Wenig Aufwand, viel Gefühl: 14 Paare geben sich spontan das Ja-Wort (Artikel aus der Südwest Presse)

Speed-Heiraten in Senden: Wenig Aufwand, viel Gefühl: 14 Paare geben sich spontan das Ja-Wort

In der evangelischen Auferstehungskirche in Senden haben sich Menschen am 25. Mai 2025 kurzentschlossen trauen lassen. Sogar aus Pforzheim reiste ein Paar an. Die Aktion „Einfach heiraten“ zeigt, wie unkompliziert Liebe gefeiert werden kann.

Von Paloma Schneider

„Mit der Liebe ist es wie mit dem Wein – je älter sie wird, desto besser ist sie“, sagt Pfarrerin Kathrin Bohe. Vor ihr sitzen Agnes und Edgar Ott. Agnes wischt sich mit einem Taschentuch eine Träne vom Gesicht und lächelt ihren Mann mit glänzenden Augen an. Die Pfarrerin nimmt eine rote Samtschachtel in Herzform vom Altar und öffnet sie. „Im Zeichen eurer Liebe dürft ihr nun die Ringe tauschen“, sagt sie. Es ist ganz still – nur zwei Zuschauerinnen sitzen auf der Kirchenbank. Niemand möchte die beiden aus ihrer Liebesblase holen oder diesen intimen Moment stören.

Dann ergreift die Pfarrerin erneut das Wort: „Nun dürft ihr euch küssen.“ Edgar und Agnes blicken sich tief in die Augen und kichern, bevor sich ihre Lippen berühren.

Es ist Sonntag, der 25. Mai 2025. Es regnet, und eine dichte Wolkendecke liegt über Senden – doch das Wetter hält die Menschen nicht davon ab, sich spontan das Ja-Wort zu geben: In der evangelischen Auferstehungskirche findet an diesem Tag die Aktion „Einfach heiraten“ statt. Die Otts sind bereits das siebte Paar, das sich für eine spontane kirchliche Trauung entschieden hat. Seit 13 Jahren sind sie standesamtlich verheiratet – nun auch kirchlich.

In 20 Minuten verheiratet

„Die Idee stammt von der Landeskirche. Ich habe dann davon gehört und wollte die Aktion in die Tat umsetzen“, erklärt Pfarrer Jonathan Robker, während er sich einen Wecker für sein nächstes Trauungsgespräch stellt. Er ist eigentlich in Weißenhorn tätig, hat sich für diese Aktion aber Unterstützung von Kolleginnen und Kollegen aus der Region geholt. Insgesamt haben sich vier Pfarrer und eine Pfarrerin aus Senden, Vöhringen und Weißenhorn zusammengeschlossen. Die Auferstehungskirche wurde aufgrund ihrer Lage und der Größe des Gemeindehauses sowie der Kirche ausgewählt. Da der Tag streng durchgetaktet ist, muss die Organisation reibungslos funktionieren.

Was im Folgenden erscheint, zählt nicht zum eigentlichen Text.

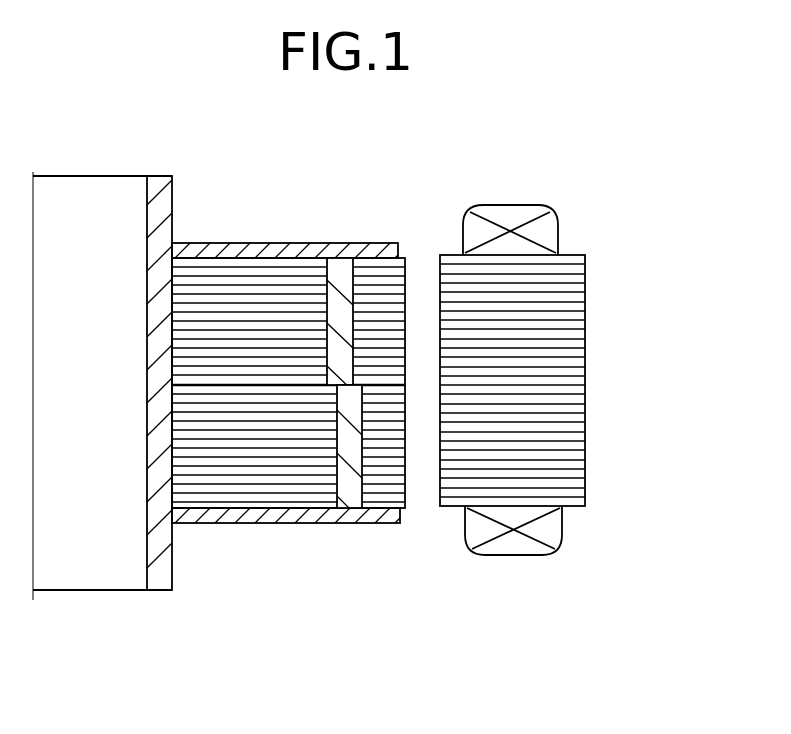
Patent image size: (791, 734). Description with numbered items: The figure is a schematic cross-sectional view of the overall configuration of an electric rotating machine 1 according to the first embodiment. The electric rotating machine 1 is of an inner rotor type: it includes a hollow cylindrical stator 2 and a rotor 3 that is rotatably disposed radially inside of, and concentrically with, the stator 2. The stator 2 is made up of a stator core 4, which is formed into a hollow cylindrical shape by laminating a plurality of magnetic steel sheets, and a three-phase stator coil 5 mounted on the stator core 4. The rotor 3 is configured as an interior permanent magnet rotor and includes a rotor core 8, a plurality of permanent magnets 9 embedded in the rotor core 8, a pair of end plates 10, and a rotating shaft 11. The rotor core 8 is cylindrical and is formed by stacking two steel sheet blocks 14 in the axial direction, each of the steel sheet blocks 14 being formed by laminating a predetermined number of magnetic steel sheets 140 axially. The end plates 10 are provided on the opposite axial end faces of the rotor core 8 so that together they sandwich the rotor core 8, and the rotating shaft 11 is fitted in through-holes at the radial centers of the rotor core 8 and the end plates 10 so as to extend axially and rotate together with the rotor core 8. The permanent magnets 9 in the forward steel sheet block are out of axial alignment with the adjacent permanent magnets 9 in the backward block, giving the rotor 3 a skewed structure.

The electric rotating machine 1 is at (578, 188).
The stator 2 is at (480, 570).
The rotor 3 is at (193, 590).
The stator core 4 is at (567, 392).
The stator coil 5 is at (550, 535).
The rotor core 8 is at (400, 492).
The permanent magnets 9 is at (342, 277).
The end plates 10 is at (270, 245).
The rotating shaft 11 is at (172, 228).
The steel sheet blocks 14 is at (291, 265).
The magnetic steel sheets 140 is at (202, 477).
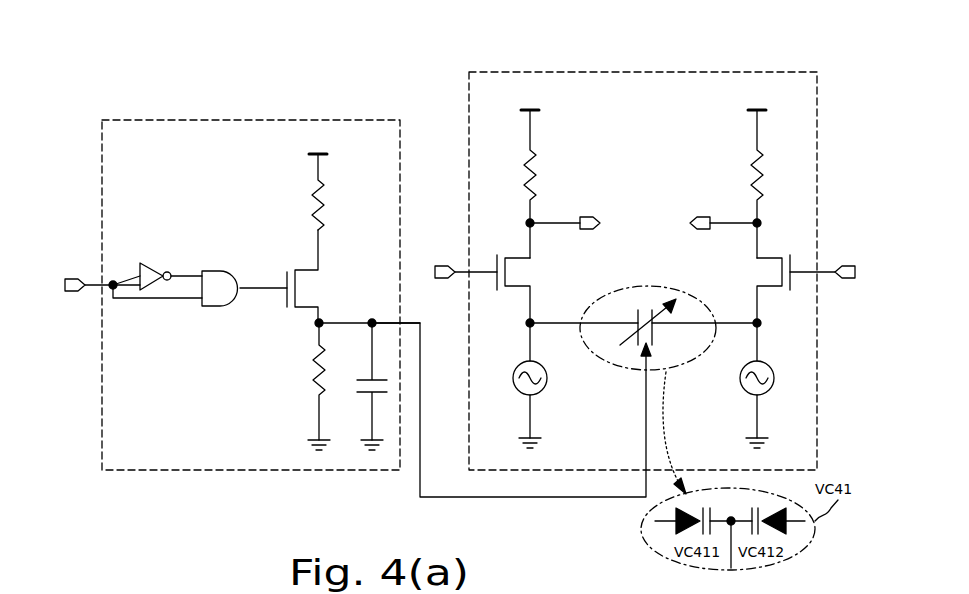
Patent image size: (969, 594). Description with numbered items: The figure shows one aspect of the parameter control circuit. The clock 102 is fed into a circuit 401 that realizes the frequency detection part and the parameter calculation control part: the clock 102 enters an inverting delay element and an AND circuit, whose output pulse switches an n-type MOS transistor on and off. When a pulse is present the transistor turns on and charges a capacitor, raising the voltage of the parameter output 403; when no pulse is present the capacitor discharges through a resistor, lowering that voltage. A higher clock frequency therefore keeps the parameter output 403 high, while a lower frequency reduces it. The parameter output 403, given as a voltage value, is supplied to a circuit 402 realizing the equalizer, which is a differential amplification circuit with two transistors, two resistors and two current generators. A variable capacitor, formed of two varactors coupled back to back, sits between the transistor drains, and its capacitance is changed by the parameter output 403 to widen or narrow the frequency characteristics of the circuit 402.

The clock 102 is at (72, 292).
The circuit realizing the frequency detection part and parameter calculation control 401 is at (215, 120).
The circuit realizing the equalizer 402 is at (818, 172).
The parameter output 403 is at (455, 497).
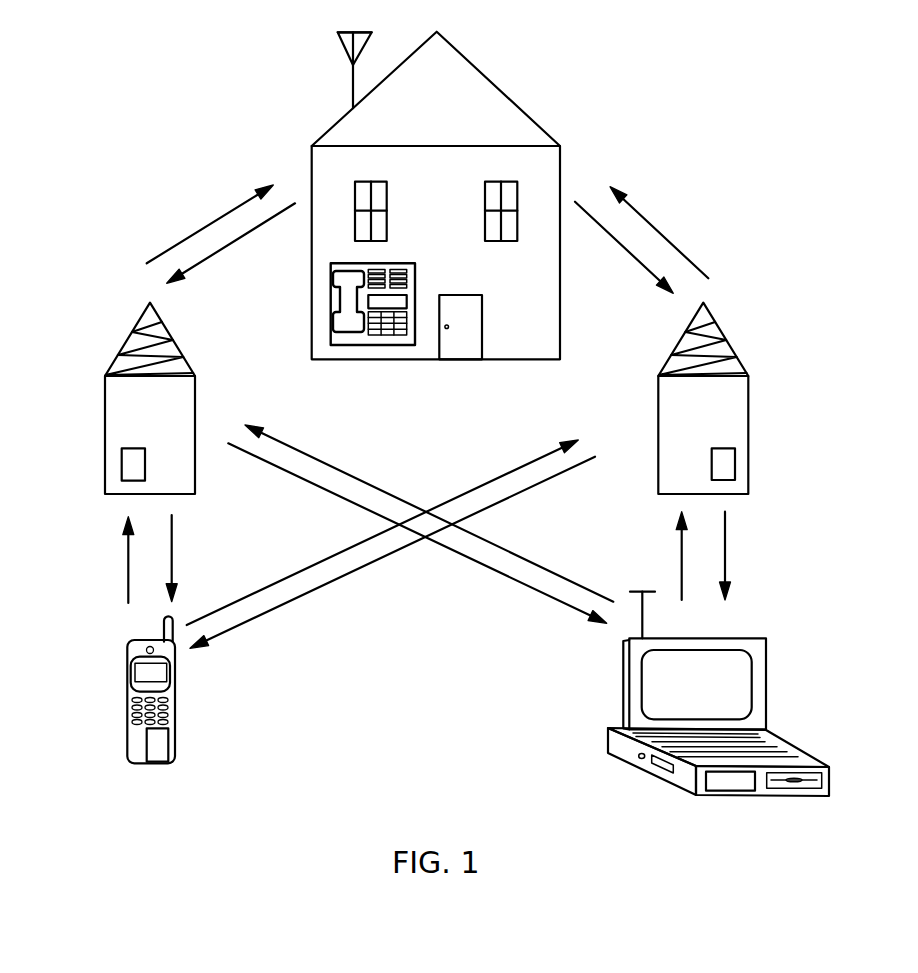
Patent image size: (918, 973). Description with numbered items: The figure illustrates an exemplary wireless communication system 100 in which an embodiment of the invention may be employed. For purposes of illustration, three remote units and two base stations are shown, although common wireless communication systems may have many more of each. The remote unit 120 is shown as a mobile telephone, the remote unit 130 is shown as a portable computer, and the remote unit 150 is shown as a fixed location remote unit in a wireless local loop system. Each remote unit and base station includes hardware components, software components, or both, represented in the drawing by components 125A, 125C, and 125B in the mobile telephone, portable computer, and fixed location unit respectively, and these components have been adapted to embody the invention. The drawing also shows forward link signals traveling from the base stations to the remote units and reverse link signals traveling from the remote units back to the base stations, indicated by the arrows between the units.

The wireless communication system 100 is at (129, 40).
The remote unit 120 is at (130, 647).
The component 125A is at (158, 748).
The component 125B is at (397, 346).
The component 125C is at (735, 782).
The remote unit 130 is at (747, 637).
The remote unit 150 is at (330, 311).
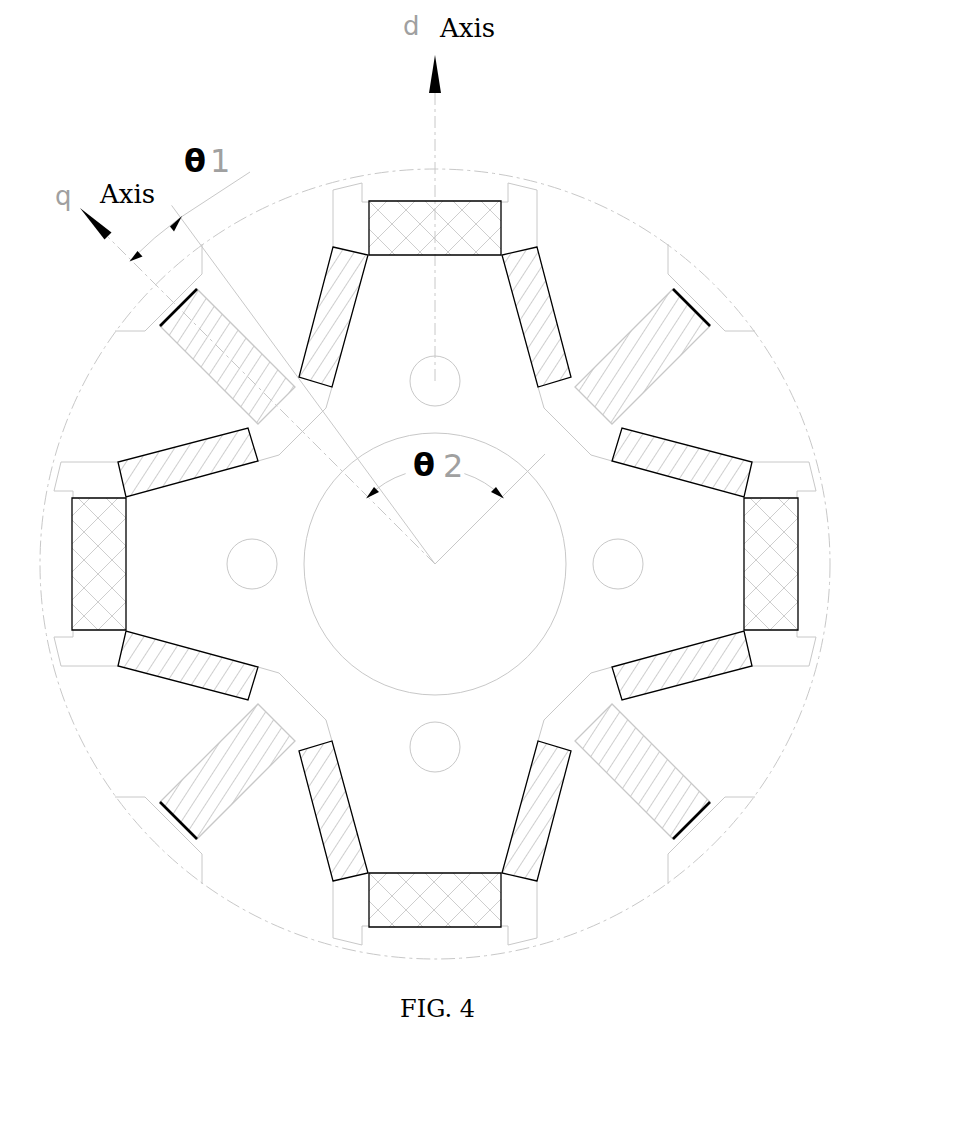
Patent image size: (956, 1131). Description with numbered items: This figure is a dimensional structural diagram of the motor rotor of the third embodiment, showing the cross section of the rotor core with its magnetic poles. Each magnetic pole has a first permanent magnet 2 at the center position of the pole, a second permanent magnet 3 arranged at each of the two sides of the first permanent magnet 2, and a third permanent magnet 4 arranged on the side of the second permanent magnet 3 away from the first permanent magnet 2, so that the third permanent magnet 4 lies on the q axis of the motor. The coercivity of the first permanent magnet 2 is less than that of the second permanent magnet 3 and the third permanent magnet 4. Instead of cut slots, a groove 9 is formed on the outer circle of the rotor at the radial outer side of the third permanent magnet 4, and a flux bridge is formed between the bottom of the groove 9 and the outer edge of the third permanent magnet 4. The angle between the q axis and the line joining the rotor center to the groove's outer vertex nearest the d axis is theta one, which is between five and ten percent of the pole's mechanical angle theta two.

The first permanent magnet 2 is at (463, 218).
The second permanent magnet 3 is at (547, 307).
The third permanent magnet 4 is at (656, 322).
The groove 9 is at (143, 315).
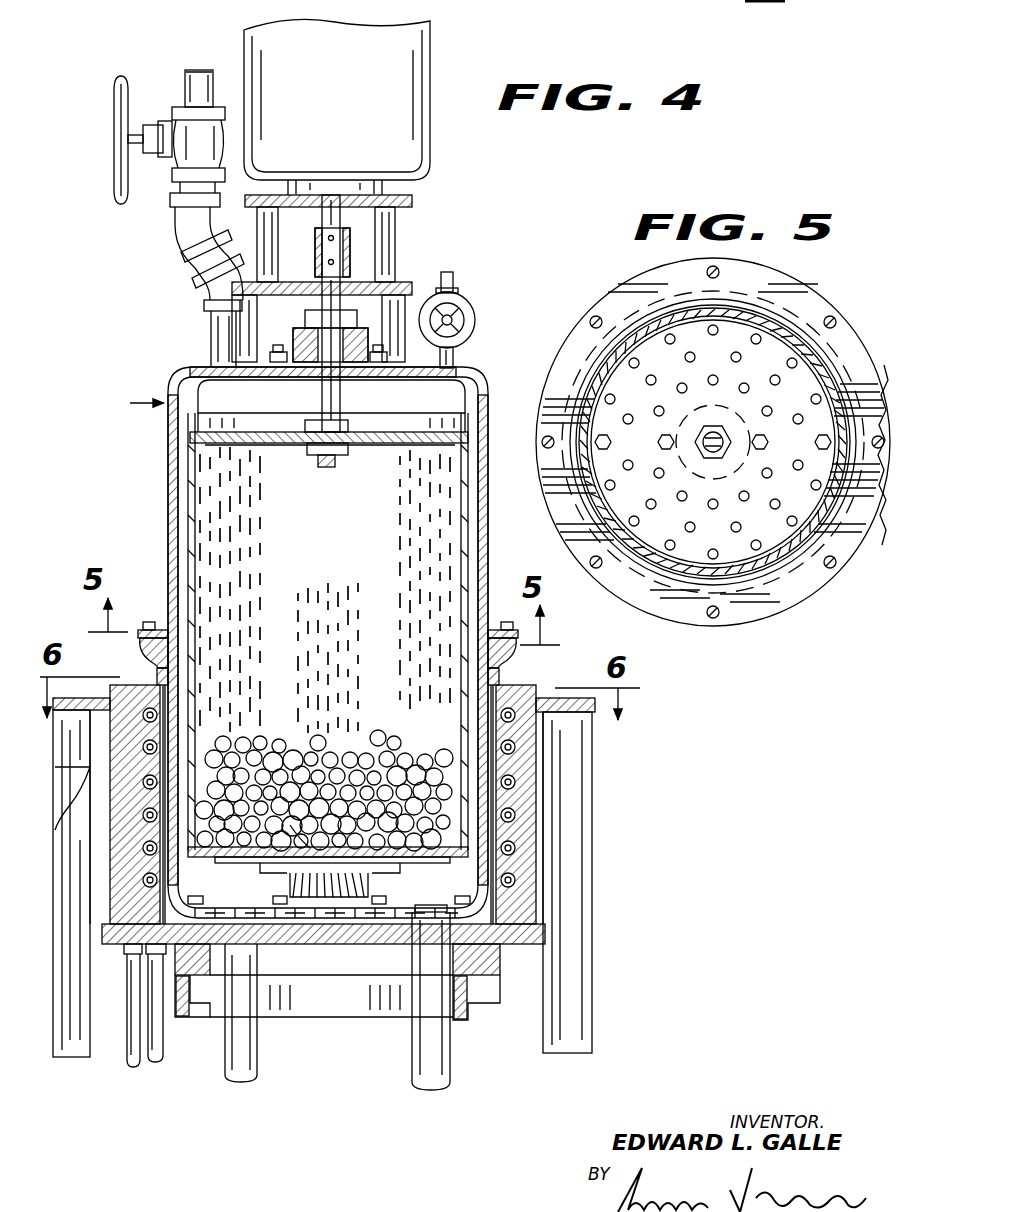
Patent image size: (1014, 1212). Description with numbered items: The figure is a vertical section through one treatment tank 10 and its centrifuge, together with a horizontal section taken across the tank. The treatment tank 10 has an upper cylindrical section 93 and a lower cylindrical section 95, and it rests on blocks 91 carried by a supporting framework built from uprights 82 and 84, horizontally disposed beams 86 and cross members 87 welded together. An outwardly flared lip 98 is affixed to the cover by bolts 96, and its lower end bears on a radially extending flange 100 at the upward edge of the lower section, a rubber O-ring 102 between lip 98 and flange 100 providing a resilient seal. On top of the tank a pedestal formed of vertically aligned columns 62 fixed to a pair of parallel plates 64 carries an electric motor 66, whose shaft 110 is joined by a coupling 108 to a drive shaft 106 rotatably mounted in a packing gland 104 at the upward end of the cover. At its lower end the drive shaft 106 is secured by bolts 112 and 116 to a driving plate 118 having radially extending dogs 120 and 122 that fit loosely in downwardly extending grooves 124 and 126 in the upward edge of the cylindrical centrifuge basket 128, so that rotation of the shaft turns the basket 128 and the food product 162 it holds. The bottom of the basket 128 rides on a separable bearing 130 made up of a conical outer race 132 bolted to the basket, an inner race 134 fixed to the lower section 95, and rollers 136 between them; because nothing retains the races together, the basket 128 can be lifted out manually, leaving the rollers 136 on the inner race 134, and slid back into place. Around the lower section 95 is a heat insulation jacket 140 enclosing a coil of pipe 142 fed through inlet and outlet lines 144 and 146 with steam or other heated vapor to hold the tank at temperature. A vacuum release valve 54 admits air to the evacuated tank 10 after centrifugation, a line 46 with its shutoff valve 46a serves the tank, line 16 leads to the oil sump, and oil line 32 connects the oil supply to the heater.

In FIG. 4, the treatment tank 10 is at (131, 403).
In FIG. 4, the line 16 is at (257, 1055).
In FIG. 4, the oil line 32 is at (450, 1060).
In FIG. 4, the line 46 is at (178, 240).
In FIG. 4, the shutoff valve 46a is at (114, 150).
In FIG. 4, the vacuum release valve 54 is at (470, 312).
In FIG. 4, the columns 62 is at (396, 228).
In FIG. 4, the plates 64 is at (413, 200).
In FIG. 4, the electric motor 66 is at (432, 152).
In FIG. 4, the uprights 82 is at (592, 922).
In FIG. 4, the uprights 84 is at (80, 790).
In FIG. 4, the beams 86 is at (190, 1005).
In FIG. 4, the cross members 87 is at (305, 1010).
In FIG. 4, the blocks 91 is at (210, 960).
In FIG. 4, the upper cylindrical section 93 is at (168, 535).
In FIG. 4, the lower cylindrical section 95 is at (536, 808).
In FIG. 4, the bolts 96 is at (150, 622).
In FIG. 4, the outwardly flared lip 98 is at (178, 640).
In FIG. 4, the flange 100 is at (157, 676).
In FIG. 5, the flange 100 is at (713, 425).
In FIG. 4, the rubber O-ring 102 is at (160, 664).
In FIG. 4, the packing gland 104 is at (296, 330).
In FIG. 4, the drive shaft 106 is at (322, 398).
In FIG. 4, the coupling 108 is at (350, 252).
In FIG. 4, the motor shaft 110 is at (322, 222).
In FIG. 4, the bolt 112 is at (343, 422).
In FIG. 4, the bolt 116 is at (345, 455).
In FIG. 5, the bolt 116 is at (731, 442).
In FIG. 4, the driving plate 118 is at (280, 445).
In FIG. 5, the driving plate 118 is at (646, 431).
In FIG. 5, the dog 120 is at (588, 456).
In FIG. 4, the dog 122 is at (190, 437).
In FIG. 5, the dog 122 is at (878, 454).
In FIG. 4, the groove 124 is at (190, 372).
In FIG. 4, the groove 126 is at (465, 420).
In FIG. 4, the centrifuge basket 128 is at (188, 488).
In FIG. 5, the centrifuge basket 128 is at (640, 324).
In FIG. 4, the separable bearing 130 is at (272, 884).
In FIG. 4, the conical outer race 132 is at (395, 845).
In FIG. 4, the inner race 134 is at (282, 823).
In FIG. 4, the rollers 136 is at (370, 885).
In FIG. 4, the heat insulation jacket 140 is at (536, 870).
In FIG. 4, the coil of pipe 142 is at (515, 782).
In FIG. 4, the inlet line 144 is at (127, 1058).
In FIG. 4, the outlet line 146 is at (163, 1050).
In FIG. 4, the food product 162 is at (380, 745).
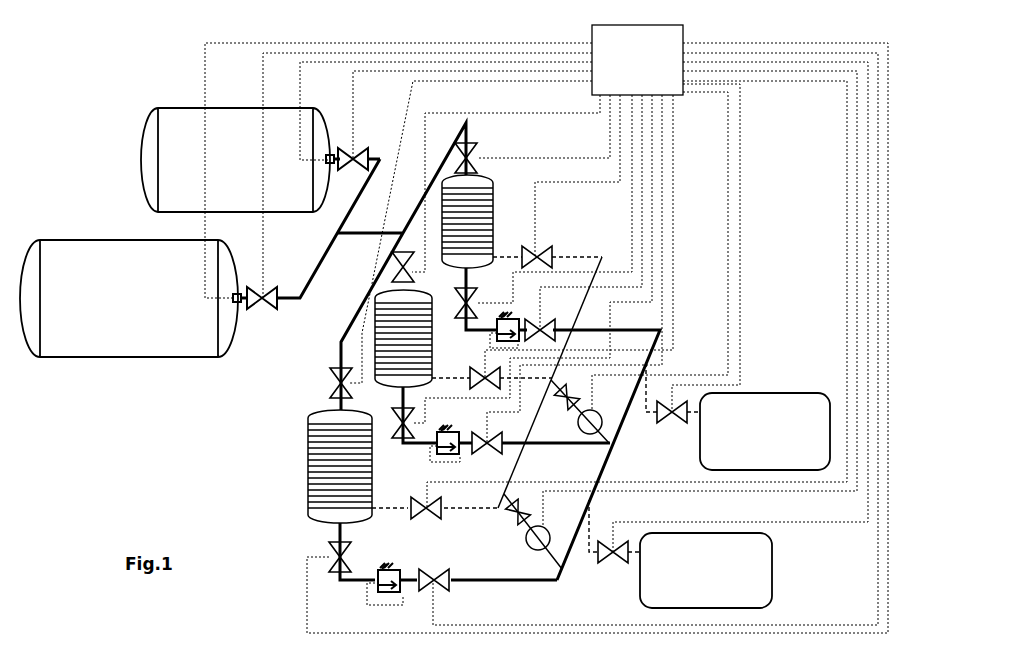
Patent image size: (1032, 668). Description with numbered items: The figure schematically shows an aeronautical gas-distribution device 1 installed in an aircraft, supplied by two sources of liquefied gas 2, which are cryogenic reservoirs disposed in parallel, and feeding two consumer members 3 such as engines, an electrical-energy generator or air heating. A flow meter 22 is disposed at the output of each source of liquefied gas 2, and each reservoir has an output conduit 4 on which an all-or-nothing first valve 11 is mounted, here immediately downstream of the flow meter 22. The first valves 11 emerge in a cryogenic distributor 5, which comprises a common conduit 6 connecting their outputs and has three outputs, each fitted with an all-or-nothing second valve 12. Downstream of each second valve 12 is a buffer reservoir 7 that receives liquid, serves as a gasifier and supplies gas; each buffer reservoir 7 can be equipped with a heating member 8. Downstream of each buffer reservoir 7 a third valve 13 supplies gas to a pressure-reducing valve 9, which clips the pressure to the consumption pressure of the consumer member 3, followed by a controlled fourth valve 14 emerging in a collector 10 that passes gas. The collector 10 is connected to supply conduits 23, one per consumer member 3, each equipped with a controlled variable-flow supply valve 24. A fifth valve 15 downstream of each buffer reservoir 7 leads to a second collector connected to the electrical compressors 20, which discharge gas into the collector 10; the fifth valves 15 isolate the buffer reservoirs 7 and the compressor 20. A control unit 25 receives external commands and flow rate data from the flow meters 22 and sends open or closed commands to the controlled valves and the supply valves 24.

The aeronautical gas-distribution device 1 is at (139, 447).
The source of liquefied gas 2 is at (175, 232).
The consumer member 3 is at (735, 500).
The output conduit 4 is at (292, 302).
The cryogenic distributor 5 is at (412, 120).
The common conduit 6 is at (360, 236).
The buffer reservoir 7 is at (496, 206).
The heating member 8 is at (310, 447).
The pressure-reducing valve 9 is at (512, 318).
The collector 10 is at (662, 350).
The first valve 11 is at (360, 150).
The second valve 12 is at (474, 152).
The third valve 13 is at (478, 300).
The fourth valve 14 is at (542, 316).
The fifth valve 15 is at (540, 245).
The compressor 20 is at (580, 414).
The flow meter 22 is at (332, 152).
The supply conduit 23 is at (654, 416).
The supply valve 24 is at (672, 424).
The control unit 25 is at (637, 60).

Alles nach dem Motto der Liebe

Rote Herzen wehen auf dem Kirchplatze im Wind. Wie ein Wegweiser führt die Deko zum Gemeindehaus, wo Marion Gisa schon wartet. Mit ihrer rosafarbenen Bluse und den blonden Locken sieht sie aus, wie ein Hochzeitsengel – hinter ihr blubbert schon der Sekt in den Gläsern. Das Foyer ist geschmückt mit rosaroten Details: rote Rosenblätter, rosarote Blumensträuße und Herzluftballons.

Gisa empfängt die Paare und hilft beim Ausfüllen der Formulare. „Die Aktion läuft richtig gut. Jetzt, um 13 Uhr, haben wir schon zwölf Paare, die sich heute trauen lassen oder ihre Beziehung segnen lassen“, sagt sie. Für eine Trauung sind die standesamtliche Urkunde und bei mindestens einem Partner oder einer Partnerin die evangelische Taufe Voraussetzung. „Trotzdem ist jedes Paar willkommen, sich den Segen abzuholen – wie mein Neffe, der kommt spontan mit seiner Freundin“, sagt sie und grinst.

Ob kurzfristig oder mit Voranmeldung über ein Onlineformular oder telefonisch – alle bekamen einen Zeitslot. Dennoch galt auch hier das Prinzip: Wer zuerst kommt, mahlt zuerst. Wer also eine Tischreservierung bei einem Restaurant hatte, musste sich beeilen.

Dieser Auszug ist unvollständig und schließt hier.